Recent breakthrough research shows that climate change was not the only reason behind the collapse of of the Harappan civilisation in the Indus-Ghaggar-Hakra river valleys. It also stressed that Harappans did not give up despite the decline in the monsoon. To suit it they changed their farming practices.
The research conducted by a team of researchers from IIT Kharagpur, Institute of Archaeology, Deccan College Pune, Physical Research Laboratory and Archaeological survey of India (ASI) shows that the civilisation itself was much older than thought, which they predict to be at least 8,000 years old.
In order to cope with the change in monsoon, they also changed their farming practices and switched from water-intensive crops when monsoon was stronger to drought-resistant crops when it was weaker.
The study suggests that other causes such as change in subsistence strategy, by shifting crop patterns rather than climate change was responsible for the Harappan collapse.
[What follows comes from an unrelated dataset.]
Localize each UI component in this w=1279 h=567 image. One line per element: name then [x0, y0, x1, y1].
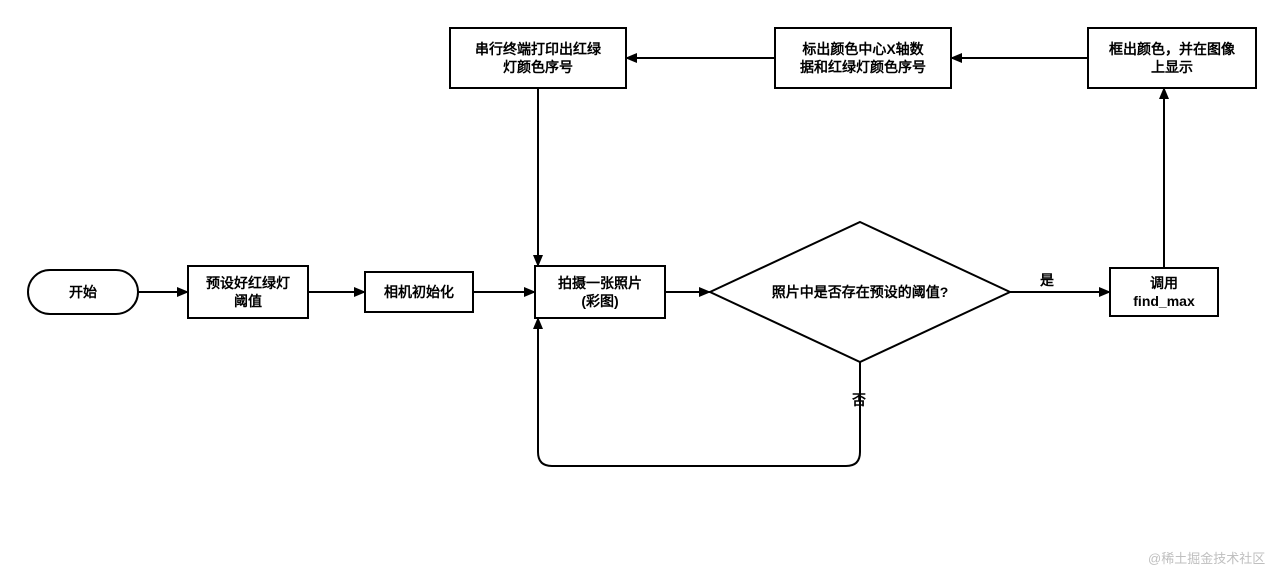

The major centres of this civilisation on the Indian sub continent include Harappa and Mohenjo-Daro in Pakistan and Lothal, Dholavira and Kalibangan in India.
All these findings come from a major excavated site of Bhirrana in Haryana that shows preservation of all cultural levels of this ancient civilisation from the pre-Harappan Hakra phase through the Early Mature Harappan to the Mature Harappan time.
To know how old a civilisation is, researchers used pottery, through which they came up with the finding that Harappa is as old as 8,000 years old.